Il s'agissait donc là de joindre l'utile à l'agréable, d'autant plus que j'y allais avec des collègues (filles, forcément, allez savoir pourquoi...), et que l'une d'entre elles (ayant un camarade travaillant sur les lieux lieux) m'avait annoncé que nous pourrions visiter les locaux du SDIS (Service Départemental d'Incendie et de Secours pour les novices) après le don. Ô joie.
C'est sans appréhension aucune que j'ai franchi le portail de la caserne. J'ai répondu aux questions de façon automatique : oui j'ai déjà donné mon sang, oui je vous confirme que je fais le poids minimum requis (et même avec du rab si vous voulez), oui je pète la forme et non, Docteur, je vous assure, je n'ai jamais eu de rapports sexuels en échange d'argent ou de drogue. Accessoirement, je ne suis pas certaine qu'il était justifié de faire envoyer mon précieux liquide en test pour le paludisme sous prétexte que j'avais séjourné en Corée du Sud. J'ai eu beau certifier qu'à Séoul en février il fait - 15 °C, et que le nombre de centimètres carrés de mon épiderme exposés aux moustiques était proche de 0 à ce moment là, j'ai quand même eu droit à une petite pastille "Test Palu" sur ma fiche de donneuse. Fichtre, ça ne rigolait pas.
Vint le grand moment de passer en salle de don. C'est en fière conquérante que je suis allée dire bonjour à l'infirmière qui allait s'occuper de mon cas : je me suis installée sur mon siège, pas angoissée pour un sou, même à la vue du pieu qui faisait office d'aiguille pour le prélèvement. Bon, je fais la maline, mais je ne regarde jamais quand on me pique et quand la poche se remplit, parce que ça me rend toujours un peu chose.
C'est là que les choses se sont gâtées. Dès les premières minutes, je me suis sentie faiblarde, mais comme ça m'arrive parfois dans ce genre de situation, je n'ai pas jugé utile de le mentionner. Je me suis juste bien calée dans mon siège, et me suis détendue.
Ah pour être détendue, j'étais détendue. La suite est plus floue mais j'ai souvenance d'une voix au loin qui s'est affolée : "Appelez le médecin, elle part en convulsions !". Deux gifles sur le faciès plus tard, j'ai ouvert les yeux en sursaut, un peu sonnée, me demandant où mon esprit avait bien pu se carapater. Ma collègue en face avait l'air traumatisée de m'avoir vu littéralement tourner de l’œil sous ses mirettes ébahies.

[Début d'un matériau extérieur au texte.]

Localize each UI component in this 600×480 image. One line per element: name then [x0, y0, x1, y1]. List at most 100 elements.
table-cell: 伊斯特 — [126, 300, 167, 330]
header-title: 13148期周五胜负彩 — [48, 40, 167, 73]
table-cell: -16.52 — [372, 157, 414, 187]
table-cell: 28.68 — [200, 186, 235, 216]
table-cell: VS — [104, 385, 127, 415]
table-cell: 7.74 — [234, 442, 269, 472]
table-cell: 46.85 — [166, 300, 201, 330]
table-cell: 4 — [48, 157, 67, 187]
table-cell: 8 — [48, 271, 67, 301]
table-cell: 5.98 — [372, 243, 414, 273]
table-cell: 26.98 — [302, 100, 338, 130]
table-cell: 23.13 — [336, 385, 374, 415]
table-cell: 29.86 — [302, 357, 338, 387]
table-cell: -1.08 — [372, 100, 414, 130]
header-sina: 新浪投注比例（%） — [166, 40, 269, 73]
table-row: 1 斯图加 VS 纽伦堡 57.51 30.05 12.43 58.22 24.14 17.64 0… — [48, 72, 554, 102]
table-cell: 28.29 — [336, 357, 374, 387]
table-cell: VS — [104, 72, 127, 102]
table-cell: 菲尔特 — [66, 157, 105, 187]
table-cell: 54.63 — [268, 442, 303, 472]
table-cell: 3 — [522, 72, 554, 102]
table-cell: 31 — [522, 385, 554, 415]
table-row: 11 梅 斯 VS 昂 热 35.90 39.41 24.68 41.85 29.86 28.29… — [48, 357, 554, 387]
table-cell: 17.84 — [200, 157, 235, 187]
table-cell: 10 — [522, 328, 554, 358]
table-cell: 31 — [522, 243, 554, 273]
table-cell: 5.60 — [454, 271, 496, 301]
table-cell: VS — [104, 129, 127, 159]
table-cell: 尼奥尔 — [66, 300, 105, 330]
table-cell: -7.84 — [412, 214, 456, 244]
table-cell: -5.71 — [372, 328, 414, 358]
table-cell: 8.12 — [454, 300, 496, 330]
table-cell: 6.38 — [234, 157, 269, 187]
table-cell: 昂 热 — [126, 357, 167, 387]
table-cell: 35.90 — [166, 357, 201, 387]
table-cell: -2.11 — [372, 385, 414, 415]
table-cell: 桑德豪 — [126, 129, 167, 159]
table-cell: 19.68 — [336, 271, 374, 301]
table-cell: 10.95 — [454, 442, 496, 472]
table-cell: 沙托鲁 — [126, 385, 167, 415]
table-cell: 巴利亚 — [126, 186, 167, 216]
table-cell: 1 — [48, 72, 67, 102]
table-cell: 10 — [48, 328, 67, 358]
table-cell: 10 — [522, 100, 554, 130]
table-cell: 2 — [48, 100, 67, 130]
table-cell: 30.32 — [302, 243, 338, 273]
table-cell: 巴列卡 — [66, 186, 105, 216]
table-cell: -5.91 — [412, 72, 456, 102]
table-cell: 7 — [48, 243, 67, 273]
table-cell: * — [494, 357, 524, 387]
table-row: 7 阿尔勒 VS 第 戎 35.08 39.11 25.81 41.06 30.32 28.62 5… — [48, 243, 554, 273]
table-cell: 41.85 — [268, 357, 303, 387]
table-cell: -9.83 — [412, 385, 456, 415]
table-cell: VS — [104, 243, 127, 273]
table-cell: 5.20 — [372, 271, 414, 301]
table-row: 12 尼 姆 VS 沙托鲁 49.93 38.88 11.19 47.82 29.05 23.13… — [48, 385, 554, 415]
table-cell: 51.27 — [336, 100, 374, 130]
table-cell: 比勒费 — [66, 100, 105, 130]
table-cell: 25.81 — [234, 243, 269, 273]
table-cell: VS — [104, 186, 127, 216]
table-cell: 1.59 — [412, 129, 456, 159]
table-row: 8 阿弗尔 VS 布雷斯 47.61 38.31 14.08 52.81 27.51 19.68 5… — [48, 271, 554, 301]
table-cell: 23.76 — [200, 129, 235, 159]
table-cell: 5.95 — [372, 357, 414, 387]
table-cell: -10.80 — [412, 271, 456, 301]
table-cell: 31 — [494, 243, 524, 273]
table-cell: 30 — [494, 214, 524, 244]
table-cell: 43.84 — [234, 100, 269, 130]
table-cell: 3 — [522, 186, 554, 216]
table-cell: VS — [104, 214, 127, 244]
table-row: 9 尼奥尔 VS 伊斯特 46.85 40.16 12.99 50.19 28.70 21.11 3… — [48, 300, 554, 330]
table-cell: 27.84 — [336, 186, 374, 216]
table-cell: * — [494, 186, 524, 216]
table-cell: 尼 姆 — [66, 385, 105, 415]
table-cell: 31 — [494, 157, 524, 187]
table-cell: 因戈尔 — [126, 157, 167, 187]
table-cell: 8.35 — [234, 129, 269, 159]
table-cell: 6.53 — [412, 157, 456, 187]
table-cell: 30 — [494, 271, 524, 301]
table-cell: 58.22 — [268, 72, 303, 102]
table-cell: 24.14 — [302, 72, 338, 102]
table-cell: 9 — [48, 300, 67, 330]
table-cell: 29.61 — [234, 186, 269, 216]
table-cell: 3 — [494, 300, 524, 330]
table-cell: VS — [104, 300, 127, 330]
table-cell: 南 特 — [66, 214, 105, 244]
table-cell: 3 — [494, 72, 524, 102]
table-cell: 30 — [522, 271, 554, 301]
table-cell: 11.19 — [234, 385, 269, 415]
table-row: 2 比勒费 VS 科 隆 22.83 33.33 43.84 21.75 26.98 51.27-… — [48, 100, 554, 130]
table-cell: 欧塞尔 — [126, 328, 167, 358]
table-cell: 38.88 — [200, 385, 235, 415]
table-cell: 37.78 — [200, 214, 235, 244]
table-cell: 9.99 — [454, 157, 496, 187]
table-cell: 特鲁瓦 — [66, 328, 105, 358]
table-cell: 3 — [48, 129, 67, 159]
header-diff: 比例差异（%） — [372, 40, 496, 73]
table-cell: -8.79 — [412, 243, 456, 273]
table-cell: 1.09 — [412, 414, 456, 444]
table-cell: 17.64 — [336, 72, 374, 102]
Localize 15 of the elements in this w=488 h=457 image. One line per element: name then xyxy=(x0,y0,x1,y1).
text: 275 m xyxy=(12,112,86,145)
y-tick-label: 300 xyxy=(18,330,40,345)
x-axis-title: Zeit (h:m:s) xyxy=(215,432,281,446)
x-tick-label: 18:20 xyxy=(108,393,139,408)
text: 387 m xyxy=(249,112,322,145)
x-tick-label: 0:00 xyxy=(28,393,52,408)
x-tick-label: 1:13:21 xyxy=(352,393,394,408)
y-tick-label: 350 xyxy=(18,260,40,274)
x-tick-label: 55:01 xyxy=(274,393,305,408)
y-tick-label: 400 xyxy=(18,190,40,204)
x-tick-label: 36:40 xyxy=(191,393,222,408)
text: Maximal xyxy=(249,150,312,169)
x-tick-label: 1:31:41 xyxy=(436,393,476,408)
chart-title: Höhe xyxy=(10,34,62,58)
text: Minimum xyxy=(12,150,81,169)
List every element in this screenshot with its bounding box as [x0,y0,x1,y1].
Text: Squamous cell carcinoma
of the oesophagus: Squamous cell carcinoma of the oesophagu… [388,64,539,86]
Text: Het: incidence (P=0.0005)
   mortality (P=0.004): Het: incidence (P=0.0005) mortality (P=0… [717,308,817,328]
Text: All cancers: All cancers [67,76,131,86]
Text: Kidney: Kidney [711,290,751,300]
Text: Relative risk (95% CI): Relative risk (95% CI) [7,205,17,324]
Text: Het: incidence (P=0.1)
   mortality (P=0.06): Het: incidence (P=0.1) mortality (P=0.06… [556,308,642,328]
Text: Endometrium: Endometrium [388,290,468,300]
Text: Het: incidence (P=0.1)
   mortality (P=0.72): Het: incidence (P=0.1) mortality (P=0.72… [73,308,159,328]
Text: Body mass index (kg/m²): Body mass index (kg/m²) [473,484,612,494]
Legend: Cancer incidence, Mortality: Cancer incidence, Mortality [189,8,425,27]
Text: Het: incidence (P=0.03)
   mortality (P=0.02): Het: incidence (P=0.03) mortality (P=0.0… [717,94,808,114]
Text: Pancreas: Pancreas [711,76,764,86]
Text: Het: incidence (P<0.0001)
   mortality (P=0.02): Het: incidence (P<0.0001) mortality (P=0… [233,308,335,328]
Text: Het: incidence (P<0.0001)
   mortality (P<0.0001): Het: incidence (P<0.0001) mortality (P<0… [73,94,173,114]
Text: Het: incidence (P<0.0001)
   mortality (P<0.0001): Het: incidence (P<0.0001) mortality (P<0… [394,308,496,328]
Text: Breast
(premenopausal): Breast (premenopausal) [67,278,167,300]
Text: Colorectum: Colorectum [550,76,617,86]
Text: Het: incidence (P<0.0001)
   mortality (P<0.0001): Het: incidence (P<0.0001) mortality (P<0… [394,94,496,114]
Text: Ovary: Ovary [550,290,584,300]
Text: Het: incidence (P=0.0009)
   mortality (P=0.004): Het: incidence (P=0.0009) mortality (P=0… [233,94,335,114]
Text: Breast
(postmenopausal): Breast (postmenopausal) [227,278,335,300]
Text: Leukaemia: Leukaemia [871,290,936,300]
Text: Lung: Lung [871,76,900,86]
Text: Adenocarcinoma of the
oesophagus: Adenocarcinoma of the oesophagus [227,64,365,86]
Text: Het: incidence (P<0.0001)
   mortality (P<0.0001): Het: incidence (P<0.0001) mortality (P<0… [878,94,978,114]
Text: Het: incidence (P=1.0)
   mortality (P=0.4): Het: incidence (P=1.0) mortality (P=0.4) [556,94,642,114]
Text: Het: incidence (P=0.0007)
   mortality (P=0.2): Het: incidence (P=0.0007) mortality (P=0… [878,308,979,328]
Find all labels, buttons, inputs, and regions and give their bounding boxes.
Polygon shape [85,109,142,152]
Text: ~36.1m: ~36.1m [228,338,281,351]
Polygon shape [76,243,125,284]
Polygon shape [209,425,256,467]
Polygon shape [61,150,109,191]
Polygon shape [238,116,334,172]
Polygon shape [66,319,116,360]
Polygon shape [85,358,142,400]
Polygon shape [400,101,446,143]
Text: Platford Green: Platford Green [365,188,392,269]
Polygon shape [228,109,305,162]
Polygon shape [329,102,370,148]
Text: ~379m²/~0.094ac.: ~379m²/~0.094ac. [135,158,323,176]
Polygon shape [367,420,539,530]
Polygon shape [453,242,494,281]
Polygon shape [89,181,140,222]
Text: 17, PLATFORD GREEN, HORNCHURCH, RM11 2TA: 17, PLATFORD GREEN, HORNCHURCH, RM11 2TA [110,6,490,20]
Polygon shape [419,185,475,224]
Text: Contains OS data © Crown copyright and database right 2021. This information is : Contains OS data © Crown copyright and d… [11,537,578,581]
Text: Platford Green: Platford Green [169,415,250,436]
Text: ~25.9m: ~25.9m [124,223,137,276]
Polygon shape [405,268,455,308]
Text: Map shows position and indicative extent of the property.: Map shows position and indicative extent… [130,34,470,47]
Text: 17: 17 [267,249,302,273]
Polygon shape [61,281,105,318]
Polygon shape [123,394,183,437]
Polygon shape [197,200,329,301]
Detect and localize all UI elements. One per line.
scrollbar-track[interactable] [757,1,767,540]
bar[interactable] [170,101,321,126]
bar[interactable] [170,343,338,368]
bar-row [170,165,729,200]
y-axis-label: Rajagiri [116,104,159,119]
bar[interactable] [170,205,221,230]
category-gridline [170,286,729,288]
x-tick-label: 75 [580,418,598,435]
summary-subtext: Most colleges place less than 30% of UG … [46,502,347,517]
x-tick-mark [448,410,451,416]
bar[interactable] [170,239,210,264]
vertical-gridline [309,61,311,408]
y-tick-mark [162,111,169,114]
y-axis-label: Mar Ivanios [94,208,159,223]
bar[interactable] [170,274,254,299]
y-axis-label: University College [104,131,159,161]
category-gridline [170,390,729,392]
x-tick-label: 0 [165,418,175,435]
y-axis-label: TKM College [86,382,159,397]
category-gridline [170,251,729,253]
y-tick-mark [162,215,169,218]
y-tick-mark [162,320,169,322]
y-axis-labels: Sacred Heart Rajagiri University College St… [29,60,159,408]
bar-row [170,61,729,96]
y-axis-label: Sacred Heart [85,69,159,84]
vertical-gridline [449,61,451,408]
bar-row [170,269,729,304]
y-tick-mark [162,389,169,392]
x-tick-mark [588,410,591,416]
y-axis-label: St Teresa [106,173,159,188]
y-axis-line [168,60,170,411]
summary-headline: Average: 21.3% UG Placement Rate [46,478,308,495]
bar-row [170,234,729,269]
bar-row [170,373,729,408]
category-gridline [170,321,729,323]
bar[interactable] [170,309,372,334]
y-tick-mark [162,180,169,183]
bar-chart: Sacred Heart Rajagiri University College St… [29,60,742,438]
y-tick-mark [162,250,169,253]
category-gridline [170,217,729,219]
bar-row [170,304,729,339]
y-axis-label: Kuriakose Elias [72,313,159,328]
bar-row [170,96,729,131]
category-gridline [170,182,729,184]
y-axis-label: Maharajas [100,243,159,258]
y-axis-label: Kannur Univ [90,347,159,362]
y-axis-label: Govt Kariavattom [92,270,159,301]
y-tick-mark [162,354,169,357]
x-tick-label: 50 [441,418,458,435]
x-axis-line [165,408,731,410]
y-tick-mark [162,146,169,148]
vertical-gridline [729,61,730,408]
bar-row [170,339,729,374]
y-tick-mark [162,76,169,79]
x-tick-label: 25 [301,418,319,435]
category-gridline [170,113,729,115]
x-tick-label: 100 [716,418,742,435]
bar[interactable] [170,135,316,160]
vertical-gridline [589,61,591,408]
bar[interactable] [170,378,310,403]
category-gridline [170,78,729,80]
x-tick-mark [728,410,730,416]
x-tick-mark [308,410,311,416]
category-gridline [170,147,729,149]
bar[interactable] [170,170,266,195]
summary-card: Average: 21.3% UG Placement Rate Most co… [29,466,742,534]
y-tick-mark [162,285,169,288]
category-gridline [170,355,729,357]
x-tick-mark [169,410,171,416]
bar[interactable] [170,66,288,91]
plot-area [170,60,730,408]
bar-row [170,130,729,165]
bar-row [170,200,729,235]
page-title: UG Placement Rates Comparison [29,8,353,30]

Le siège fut rapidement converti en couchette, et je me suis retrouvée avec les jambes surélevées. Je crois que c'est à cet instant que je me suis dit que la jupe courte pour ce genre d'événement, c'était peut-être pas l'idée du siècle. On m'a forcée à manger une infecte pâte de fruits, malgré mes supplications pour avoir du camembert ou des rillettes. L'aiguille fut retirée en vitesse de mon avant-bras, et il fut décrété que j'allais devoir attendre un peu avant de retourner bosser. Heureusement, mon cerveau s'est vite remis à fonctionner normalement. Je m'en suis rendu compte quand je suis tombée en admiration devant un bellâtre brun qui passait par là pour changer son pansement.
Dans l'histoire, non seulement je n'ai pas pu donner mon sang mais EN PLUS j'ai loupé la visite du centre de secours. Déception, déception. Le seul point positif, c'est que, terrifiés à l'idée que je leur claque entre les pattes, mes collègues se sont dévoués pour aller récupérer mes documents à l'imprimante l'après-midi qui a suivi.
Bon sinon, allez donner votre sang si vous le pouvez, c'est un beau geste et ça peut sauver des vies.
Moi, je crois que je vais attendre un peu.